Adapter la période d’apport au type d’engrais

De même, les cultures de printemps valorisent très bien les lisiers et fientes lorsqu’ils sont apportés au plus proche des semis. Les conditions de température et d’humidité sont propices à la minéralisation de l’engrais et les besoins azotés des plantes sont importants. C’est d’ailleurs sur les orges, les maïs et les betteraves que les engrais organiques sont les plus utilisés. Sur ces cultures, un apport au printemps de trois tonnes à l’hectare de fientes de poules (39,5 kg d’azote par tonne) a un effet équivalent à 47 kg d’azote par hectare.

Les fumiers, composts et autres matières organiques dont la teneur en azote ammoniacal est plus faible doivent être épandus plus tôt, dès le mois de mars, pour favoriser la mise à disposition de l’azote lorsque les plantes en auront besoin - sans garantie. « Au printemps, attention aux conditions d’épandage et au poids des machines. Les engins trop lourds, sur sol humides, risquent de compacter le sol en surface et en profondeur.
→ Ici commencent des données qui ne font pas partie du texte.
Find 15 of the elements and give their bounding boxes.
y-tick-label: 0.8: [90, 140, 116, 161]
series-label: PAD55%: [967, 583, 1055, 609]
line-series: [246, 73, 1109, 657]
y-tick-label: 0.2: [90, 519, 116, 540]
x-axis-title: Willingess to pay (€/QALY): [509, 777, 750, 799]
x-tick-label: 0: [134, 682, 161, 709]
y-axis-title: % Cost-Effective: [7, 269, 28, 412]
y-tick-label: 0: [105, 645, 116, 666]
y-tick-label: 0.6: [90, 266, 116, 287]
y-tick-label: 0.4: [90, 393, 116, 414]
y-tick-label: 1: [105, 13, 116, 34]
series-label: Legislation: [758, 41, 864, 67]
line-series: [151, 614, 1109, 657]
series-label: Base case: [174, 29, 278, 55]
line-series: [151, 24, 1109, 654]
Cela va contraindre l’absorption des éléments minéraux au niveau racinaire, indépendamment de la richesse en éléments fertilisants du sol », prévient Sarah Singla.

En revanche, l’apport de matière organique n’est pas bien adapté à la fertilisation du blé tendre. Les apports à l’automne sont proscrits par la directive Nitrates et n’ont pas d’intérêt agronomique. Avant le stade épi 1 cm, les besoins du blé sont faibles. Le risque de lessivage est important et, une fois la culture implantée, le faible écartement du blé limite les possibilités d’enfouissement, nécessaire pour empêcher une forte volatilisation. Une faiblesse qui rend l’engrais minéral incontournable en système conventionnel, malgré son prix actuel.
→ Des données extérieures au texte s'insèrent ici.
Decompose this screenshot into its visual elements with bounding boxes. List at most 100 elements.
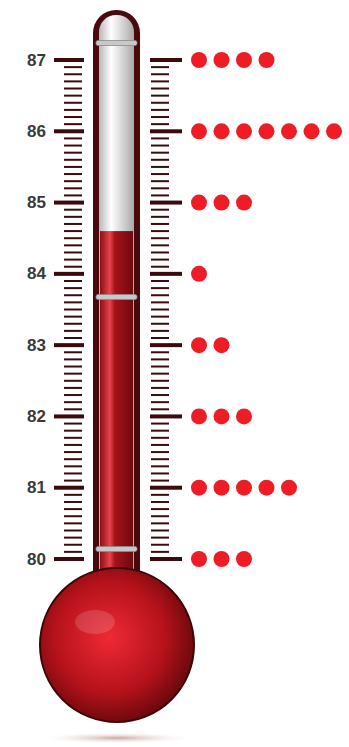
- minor-tick: [64, 266, 82, 268]
- tick-label: 84: [27, 264, 46, 283]
- minor-tick: [64, 301, 82, 303]
- minor-tick: [64, 380, 82, 382]
- dot: [191, 195, 207, 211]
- minor-tick: [64, 430, 82, 432]
- minor-tick: [64, 116, 82, 118]
- dot: [214, 480, 230, 496]
- dot: [214, 52, 230, 68]
- minor-tick: [151, 323, 169, 325]
- dot: [259, 123, 275, 139]
- minor-tick: [151, 280, 169, 282]
- minor-tick: [151, 301, 169, 303]
- minor-tick: [64, 209, 82, 211]
- minor-tick: [64, 501, 82, 503]
- dot: [191, 551, 207, 567]
- minor-tick: [151, 237, 169, 239]
- major-tick: [150, 201, 182, 205]
- minor-tick: [151, 401, 169, 403]
- major-tick: [54, 129, 84, 133]
- minor-tick: [151, 330, 169, 332]
- dot: [214, 337, 230, 353]
- minor-tick: [64, 515, 82, 517]
- minor-tick: [151, 66, 169, 68]
- minor-tick: [64, 323, 82, 325]
- minor-tick: [151, 430, 169, 432]
- dots: [191, 52, 342, 567]
- tick-label: 82: [27, 407, 46, 426]
- major-tick: [150, 58, 182, 62]
- minor-tick: [151, 366, 169, 368]
- minor-tick: [151, 458, 169, 460]
- minor-tick: [151, 515, 169, 517]
- minor-tick: [151, 166, 169, 168]
- major-tick: [150, 129, 182, 133]
- dot: [191, 123, 207, 139]
- minor-tick: [151, 137, 169, 139]
- minor-tick: [64, 423, 82, 425]
- minor-tick: [64, 137, 82, 139]
- minor-tick: [64, 244, 82, 246]
- chart: 8081828384858687: [0, 0, 349, 747]
- minor-tick: [151, 152, 169, 154]
- minor-tick: [151, 259, 169, 261]
- minor-tick: [151, 501, 169, 503]
- minor-tick: [64, 494, 82, 496]
- minor-tick: [151, 544, 169, 546]
- minor-tick: [151, 508, 169, 510]
- minor-tick: [64, 394, 82, 396]
- minor-tick: [151, 194, 169, 196]
- dot: [214, 195, 230, 211]
- dot: [214, 123, 230, 139]
- dot: [281, 480, 297, 496]
- minor-tick: [151, 529, 169, 531]
- major-tick: [150, 343, 182, 347]
- minor-tick: [151, 187, 169, 189]
- minor-tick: [151, 230, 169, 232]
- tick-label: 80: [27, 550, 46, 569]
- minor-tick: [151, 309, 169, 311]
- major-tick: [150, 557, 182, 561]
- minor-tick: [64, 544, 82, 546]
- minor-tick: [151, 494, 169, 496]
- major-tick: [150, 486, 182, 490]
- minor-tick: [151, 109, 169, 111]
- minor-tick: [64, 109, 82, 111]
- minor-tick: [151, 266, 169, 268]
- minor-tick: [64, 387, 82, 389]
- dot: [191, 408, 207, 424]
- minor-tick: [64, 437, 82, 439]
- dot: [236, 195, 252, 211]
- minor-tick: [151, 465, 169, 467]
- tube-ring: [96, 547, 137, 552]
- shadow: [37, 732, 197, 744]
- minor-tick: [151, 80, 169, 82]
- minor-tick: [64, 358, 82, 360]
- minor-tick: [151, 209, 169, 211]
- dot: [191, 266, 207, 282]
- minor-tick: [64, 152, 82, 154]
- major-tick: [54, 58, 84, 62]
- minor-tick: [151, 522, 169, 524]
- tube-glass: [99, 15, 134, 600]
- major-tick: [54, 414, 84, 418]
- minor-tick: [64, 366, 82, 368]
- minor-tick: [64, 472, 82, 474]
- minor-tick: [151, 337, 169, 339]
- minor-tick: [151, 408, 169, 410]
- dot: [236, 551, 252, 567]
- dot: [236, 408, 252, 424]
- minor-tick: [64, 508, 82, 510]
- minor-tick: [151, 387, 169, 389]
- minor-tick: [64, 66, 82, 68]
- minor-tick: [151, 216, 169, 218]
- dot: [236, 480, 252, 496]
- minor-tick: [151, 358, 169, 360]
- minor-tick: [151, 102, 169, 104]
- minor-tick: [64, 80, 82, 82]
- minor-tick: [64, 237, 82, 239]
- minor-tick: [64, 316, 82, 318]
- minor-tick: [151, 173, 169, 175]
- dot: [281, 123, 297, 139]
- minor-tick: [64, 187, 82, 189]
- minor-tick: [64, 145, 82, 147]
Une calculette web pour mesurer l’apport des produits organiques

La calculette en ligne « fertiliser avec un engrais organique » d’Arvalis, lancée en 2021, apporte un premier éclairage – précieux et gratuit – pour s’y retrouver. Cet outil permet d’obtenir rapidement la valeur amendante de 98 matières organiques et indique si le plan de fertilisation prévu est suffisant. Il calcule également les éventuels compléments à prévoir. Car selon la forme de l’engrais organique utilisé, les cultures et les dates d’apport, l’efficacité des engrais organiques ne sera pas la même. Les utilisateurs peuvent intégrer les valeurs amendantes obtenues par analyse pour affiner le calcul. L’outil tient compte de ces variables et indique si la période d’apport envisagée est judicieuse ou pas.
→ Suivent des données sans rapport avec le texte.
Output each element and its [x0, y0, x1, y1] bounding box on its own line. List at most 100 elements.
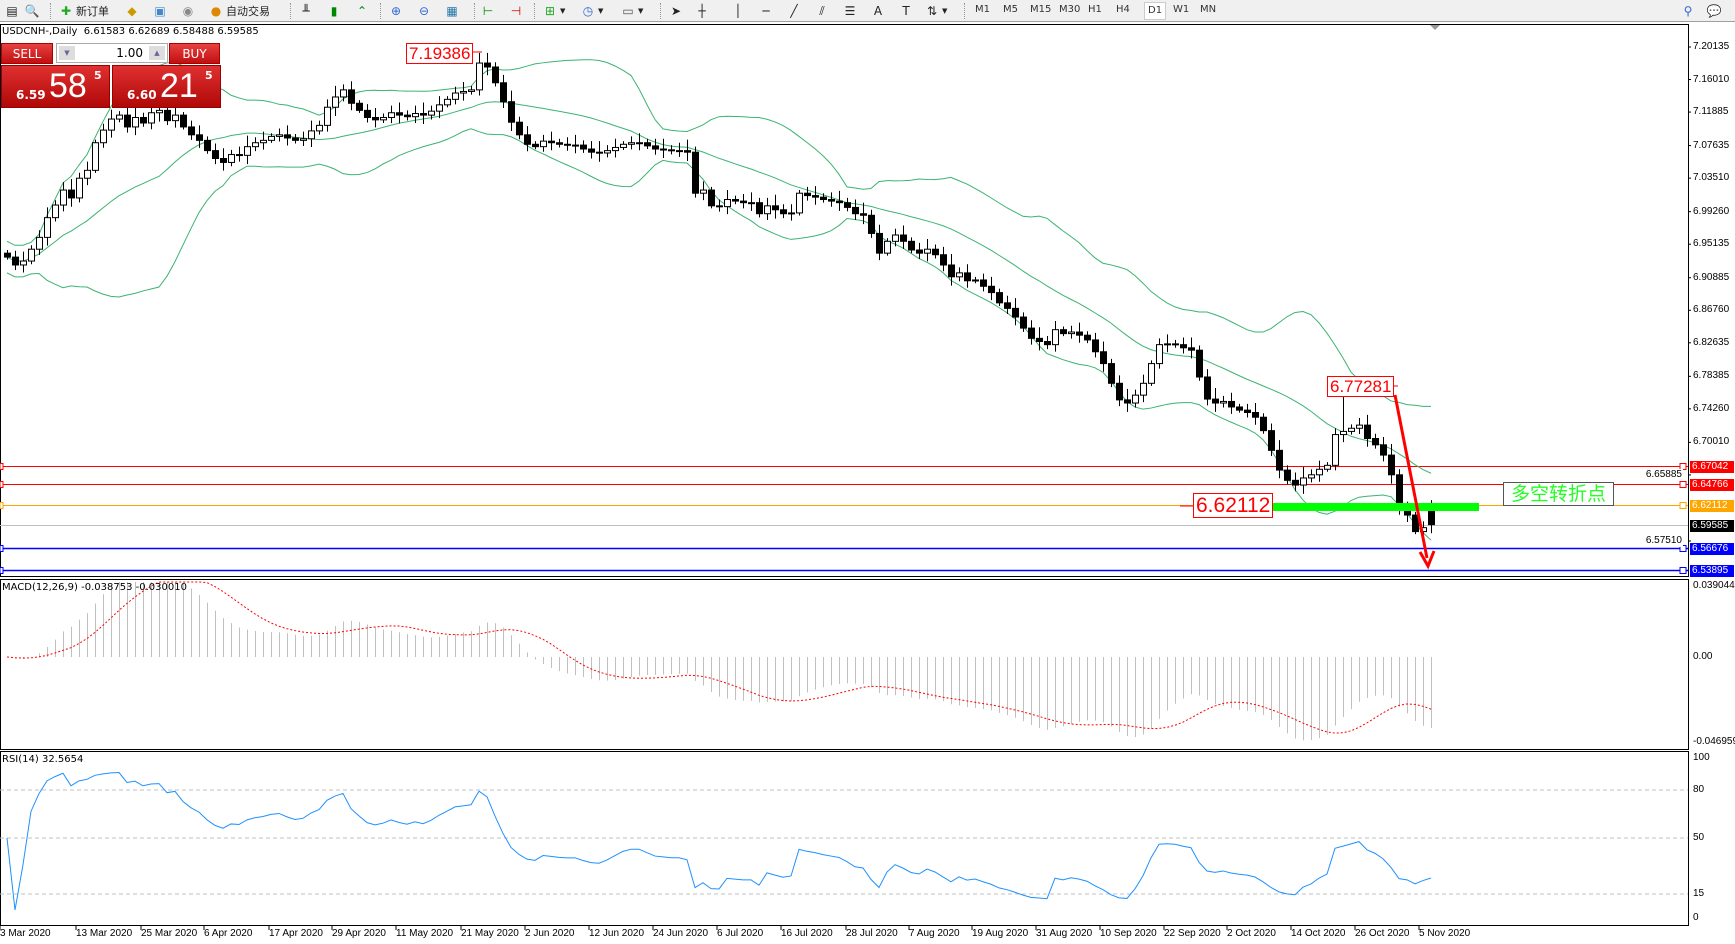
zoom-in-button[interactable]: ⊕ — [388, 2, 404, 20]
fibonacci-button[interactable]: ☰ — [842, 2, 858, 20]
candle — [1116, 375, 1123, 407]
timeframe-d1[interactable]: D1 — [1144, 2, 1167, 20]
text-button[interactable]: A — [870, 2, 886, 20]
candle-body — [1268, 430, 1275, 451]
candle — [932, 244, 939, 259]
history-button[interactable]: ◆ — [124, 2, 140, 20]
crosshair-button[interactable]: ┼ — [694, 2, 710, 20]
level-handle-icon — [1679, 545, 1687, 552]
candle — [132, 107, 139, 136]
lot-decrease-icon[interactable]: ▼ — [59, 46, 75, 60]
sell-price-button[interactable]: 6.59 58 5 — [1, 65, 110, 108]
candle-body — [964, 272, 971, 282]
timeframe-m1[interactable]: M1 — [975, 4, 990, 15]
line-chart-button[interactable]: ⌃ — [354, 2, 370, 20]
candle — [316, 120, 323, 135]
timeframe-mn[interactable]: MN — [1200, 4, 1217, 15]
chat-button[interactable]: 💬 — [1706, 2, 1722, 20]
candle — [836, 190, 843, 211]
candle-body — [604, 150, 611, 154]
arrows-button[interactable]: ⇅ ▼ — [924, 2, 947, 20]
pivot-text-label[interactable]: 多空转折点 — [1503, 482, 1614, 506]
candles — [4, 52, 1435, 537]
date-tick-label: 5 Nov 2020 — [1419, 928, 1471, 939]
candle-body — [20, 260, 27, 266]
toolbar-divider — [660, 3, 661, 19]
vertical-line-icon: │ — [734, 4, 742, 18]
date-tick-label: 19 Aug 2020 — [972, 928, 1029, 939]
lot-value[interactable]: 1.00 — [116, 46, 143, 60]
tile-windows-button[interactable]: ▦ — [444, 2, 460, 20]
timeframe-h1[interactable]: H1 — [1088, 4, 1102, 15]
price-tick-label: 6.78385 — [1693, 370, 1730, 382]
candle-body — [316, 124, 323, 132]
candle — [996, 288, 1003, 307]
candle-body — [940, 254, 947, 266]
cursor-button[interactable]: ➤ — [668, 2, 684, 20]
high-price-label[interactable]: 7.19386 — [406, 43, 474, 64]
indicators-button[interactable]: ⊞ ▼ — [542, 2, 565, 20]
candle — [36, 230, 43, 255]
terminal-button[interactable]: ▣ — [152, 2, 168, 20]
candle — [476, 52, 483, 96]
candle-body — [492, 66, 499, 84]
signals-button[interactable]: ◉ — [180, 2, 196, 20]
timeframe-m15[interactable]: M15 — [1030, 4, 1052, 15]
candle-body — [556, 142, 563, 145]
candlestick-button[interactable]: ▮ — [326, 2, 342, 20]
autoscroll-button[interactable]: ⊣ — [508, 2, 524, 20]
date-tick-label: 13 Mar 2020 — [76, 928, 133, 939]
candle-body — [348, 89, 355, 104]
candle — [404, 110, 411, 121]
timeframe-m30[interactable]: M30 — [1059, 4, 1081, 15]
channel-button[interactable]: ⫽ — [814, 2, 830, 20]
buy-button[interactable]: BUY — [169, 43, 220, 64]
periods-button[interactable]: ◷ ▼ — [580, 2, 604, 20]
lot-size-field[interactable]: ▼ 1.00 ▲ — [56, 43, 168, 63]
candle — [1204, 369, 1211, 406]
horizontal-line-icon: ─ — [762, 4, 770, 18]
search-button[interactable]: ⚲ — [1680, 2, 1696, 20]
candle — [612, 138, 619, 158]
pivot-price-label[interactable]: 6.62112 — [1193, 493, 1274, 518]
trendline-button[interactable]: ╱ — [786, 2, 802, 20]
candle — [804, 186, 811, 201]
candle — [332, 85, 339, 117]
chart-shift-button[interactable]: ⊢ — [480, 2, 496, 20]
candle — [1268, 423, 1275, 457]
new-chart-button[interactable]: ▤ — [4, 2, 20, 20]
vertical-line-button[interactable]: │ — [730, 2, 746, 20]
timeframe-w1[interactable]: W1 — [1173, 4, 1190, 15]
candle — [1276, 440, 1283, 479]
lot-increase-icon[interactable]: ▲ — [149, 46, 165, 60]
zoom-out-button[interactable]: ⊖ — [416, 2, 432, 20]
price-tick-label: 6.86760 — [1693, 304, 1730, 316]
bar-chart-button[interactable]: ╨ — [298, 2, 314, 20]
fibonacci-icon: ☰ — [844, 4, 856, 18]
date-tick-label: 24 Jun 2020 — [653, 928, 709, 939]
candle-body — [868, 214, 875, 234]
candle-body — [948, 264, 955, 278]
timeframe-h4[interactable]: H4 — [1116, 4, 1130, 15]
candle-body — [468, 89, 475, 92]
candle — [1020, 312, 1027, 332]
macd-tick-label: 0.00 — [1693, 651, 1713, 662]
profiles-button[interactable]: 🔍 — [24, 2, 40, 20]
date-tick-label: 7 Aug 2020 — [909, 928, 960, 939]
horizontal-line-button[interactable]: ─ — [758, 2, 774, 20]
rsi-tick-label: 15 — [1693, 888, 1705, 899]
bar-chart-icon: ╨ — [302, 4, 310, 18]
text-label-icon: T — [902, 4, 910, 18]
autotrading-button[interactable]: ● 自动交易 — [208, 2, 270, 20]
candle-body — [1412, 514, 1419, 533]
text-label-button[interactable]: T — [898, 2, 914, 20]
sell-button[interactable]: SELL — [1, 43, 53, 64]
swing-high-price-label[interactable]: 6.77281 — [1327, 376, 1395, 397]
timeframe-m5[interactable]: M5 — [1003, 4, 1018, 15]
templates-button[interactable]: ▭ ▼ — [620, 2, 643, 20]
candle — [100, 123, 107, 148]
down-arrow-head-icon — [1418, 550, 1436, 570]
new-order-button[interactable]: ✚ 新订单 — [58, 2, 109, 20]
buy-price-button[interactable]: 6.60 21 5 — [112, 65, 221, 108]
Bâcher pour conserver la valeur fertilisante

La valeur minérale des fumiers et lisiers est directement corrélée aux conditions de stockage. Fosse à lisier couverte, bâche pour protéger les tas de fumier, fumière couverte sur dalle bétonnée avec fosse de récupération des jus : « ces équipements sont précieux pour préserver la valeur fertilisante de nos engrais de ferme. Ils ne doivent pas être vus comme des aménagements contraignants et subis », rappelle Sarah Singla. À défaut, les engrais organiques laissés dehors, sous la pluie, sans fosse de récupération des jus, perdent leur valeur fertilisante en plus de générer des risques de pollution. Une large part des éléments minéraux qu’ils contiennent aura été lessivée.